INDIANAPOLIS – Two giant corporations that sell products that save electricity have weighed in to try to rescue an Indiana program designed to promote energy efficiency, pitting them against other big businesses who want Gov. Mike Pence to kill it.
Honeywell and Ingersoll Rand, which both have operations in Indiana, warned in a joint statement this week that it would set the state back years if Pence signs legislation passed by the Republican-dominated legislature to halt Energizing Indiana at year’s end.
Ingersoll Rand sells energy-saving heating and air conditioning systems while Honeywell makes products that help industrial motors power up and down more efficiently. Both benefit from rebates under the Indiana program. Those rebates and other incentives are financed through fees that utility customers pay.
The Indiana Manufacturers Association, which represents some 1,400 companies, including big steelmakers such as ArcelorMittal and Nucor Steel, lobbied to kill the program.
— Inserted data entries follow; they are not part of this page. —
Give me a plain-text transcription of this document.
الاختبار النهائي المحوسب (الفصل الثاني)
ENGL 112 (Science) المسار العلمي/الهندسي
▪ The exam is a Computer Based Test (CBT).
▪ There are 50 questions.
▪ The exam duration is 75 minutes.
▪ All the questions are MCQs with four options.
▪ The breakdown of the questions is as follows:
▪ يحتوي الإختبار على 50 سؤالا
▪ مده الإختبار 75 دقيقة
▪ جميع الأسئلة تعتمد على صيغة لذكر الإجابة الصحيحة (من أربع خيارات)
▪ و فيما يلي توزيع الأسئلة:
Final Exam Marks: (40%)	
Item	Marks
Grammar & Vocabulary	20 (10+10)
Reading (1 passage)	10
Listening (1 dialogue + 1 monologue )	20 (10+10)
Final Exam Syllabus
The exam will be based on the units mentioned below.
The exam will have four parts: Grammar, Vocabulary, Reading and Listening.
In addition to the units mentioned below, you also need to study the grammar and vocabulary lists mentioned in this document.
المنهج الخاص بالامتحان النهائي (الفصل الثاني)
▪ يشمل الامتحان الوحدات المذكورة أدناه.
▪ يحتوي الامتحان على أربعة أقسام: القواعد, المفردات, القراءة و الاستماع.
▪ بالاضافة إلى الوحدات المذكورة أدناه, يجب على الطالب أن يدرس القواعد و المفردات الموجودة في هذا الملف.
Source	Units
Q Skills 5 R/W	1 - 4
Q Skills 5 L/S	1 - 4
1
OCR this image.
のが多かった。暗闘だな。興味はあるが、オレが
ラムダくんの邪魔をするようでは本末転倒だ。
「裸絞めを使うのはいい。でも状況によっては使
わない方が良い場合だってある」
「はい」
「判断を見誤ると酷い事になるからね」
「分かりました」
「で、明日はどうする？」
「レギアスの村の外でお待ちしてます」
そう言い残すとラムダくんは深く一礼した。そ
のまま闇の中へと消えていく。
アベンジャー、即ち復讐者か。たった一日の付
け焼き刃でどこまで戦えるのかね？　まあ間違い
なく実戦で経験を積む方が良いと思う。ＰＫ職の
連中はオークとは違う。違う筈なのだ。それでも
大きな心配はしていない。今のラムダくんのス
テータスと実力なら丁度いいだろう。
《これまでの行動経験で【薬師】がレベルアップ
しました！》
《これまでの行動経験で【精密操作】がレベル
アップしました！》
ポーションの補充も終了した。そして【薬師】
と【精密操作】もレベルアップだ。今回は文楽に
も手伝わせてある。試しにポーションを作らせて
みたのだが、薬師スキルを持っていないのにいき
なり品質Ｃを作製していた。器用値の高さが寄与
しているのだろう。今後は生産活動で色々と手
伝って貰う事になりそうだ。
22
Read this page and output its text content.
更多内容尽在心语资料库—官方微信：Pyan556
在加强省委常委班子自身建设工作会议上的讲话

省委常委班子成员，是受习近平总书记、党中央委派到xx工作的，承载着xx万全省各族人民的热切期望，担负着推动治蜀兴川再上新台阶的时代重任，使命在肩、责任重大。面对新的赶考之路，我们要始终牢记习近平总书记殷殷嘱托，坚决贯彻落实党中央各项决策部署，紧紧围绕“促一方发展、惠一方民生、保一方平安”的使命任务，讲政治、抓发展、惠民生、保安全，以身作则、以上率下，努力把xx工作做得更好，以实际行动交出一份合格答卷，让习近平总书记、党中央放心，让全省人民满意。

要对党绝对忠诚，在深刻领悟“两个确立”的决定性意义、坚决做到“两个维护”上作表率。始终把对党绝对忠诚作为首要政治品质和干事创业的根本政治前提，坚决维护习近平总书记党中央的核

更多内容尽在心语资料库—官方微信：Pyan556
The group said the program has increased its members’ electricity bills by 1 percent to 3 percent.
The fight between the businesses has landed in the lap of Pence, a Republican champion of business, who must decide by Thursday whether to sign or veto the legislation, or it will automatically become law.
Pence said last Friday after lawmakers ended their session that he’ll very carefully consider the importance of energy efficiency programs and conservation that he called an important aspect of Indiana’s energy strategy.